According to Recode, VMware is looking at the option of buying out the 80% stake of its company owned by EMC, in a transaction called downstream merger.
The way it works is pretty complicated as it’s not a common merger deal. VMware would apparently issue new shares worth $US50 billion to $US55 billion, and then spend about $US30 billion worth of that stock to buy the 80% ownership EMC has. The remaining $US20 billion or so of shares will be given to current EMC shareholders. VMware was valued at about $US36.5 billion as of Wednesday’s close.
The report said the new downstream merger deal was proposed because VMware stock is currently valued higher than EMC’s in the public market. VMware’s 12-month forward looking price-to-earnings ratio, a metric used to gauge the company’s value relative to what it’s expected to make in the next year, is at about 18.99 versus EMC’s 12.85.
The combined entity would also help EMC reach its goal of saving $US850 million in annual expenses, the report said. It added there’s still a chance that the deal may not materialise at all.
EMC, best known for selling storage hardware, acquired VMware, a cloud virtualization company, for roughly $US625 million in 2003. Then in 2007, it sold about 15% of VMware in an IPO.
In July 2014, activist investor Elliott Management spent more than $US1 billion to take a 2% ownership of EMC, making it one of the largest shareholders of the data storage firm.

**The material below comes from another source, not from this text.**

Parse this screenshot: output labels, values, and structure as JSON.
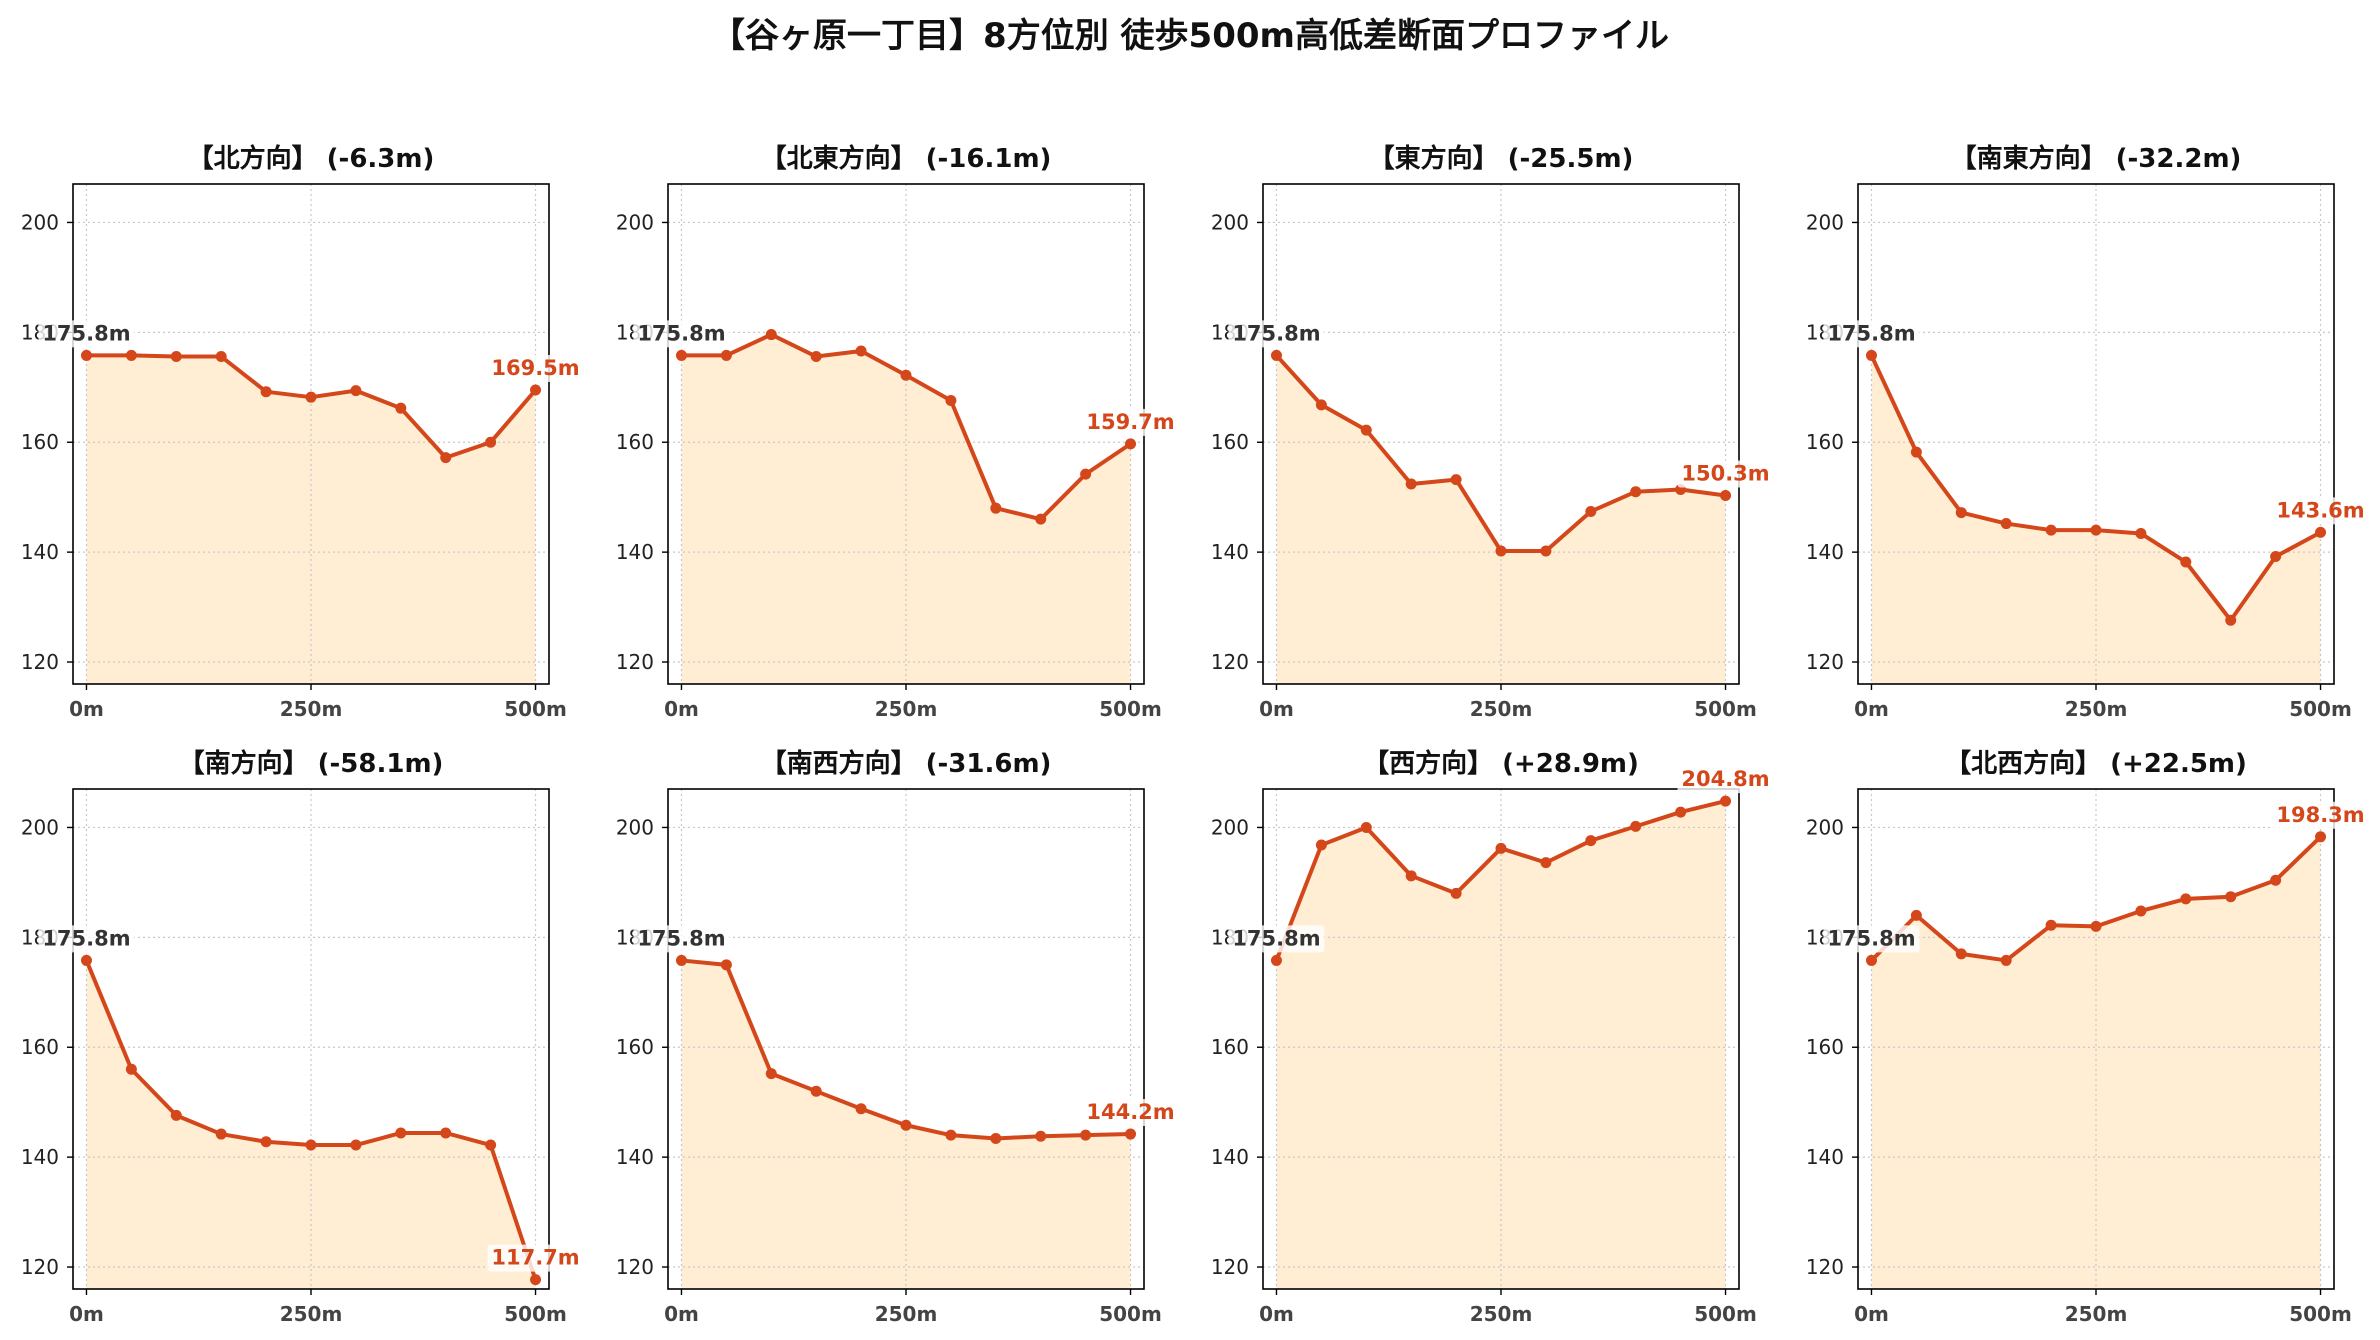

Since then, Elliott has pressured EMC to spin off VMware, arguing the move would boost both of their values, while also easing some of the competition in areas they’re both in.
EMC CEO Joe Tucci has consistently opposed a spin off of VMware in the past, saying the current structure creates more value.
EMC shares were up over 3% today.
EMC declined to comment, and VMware and Elliot Management did not immediately respond to our requests for comment.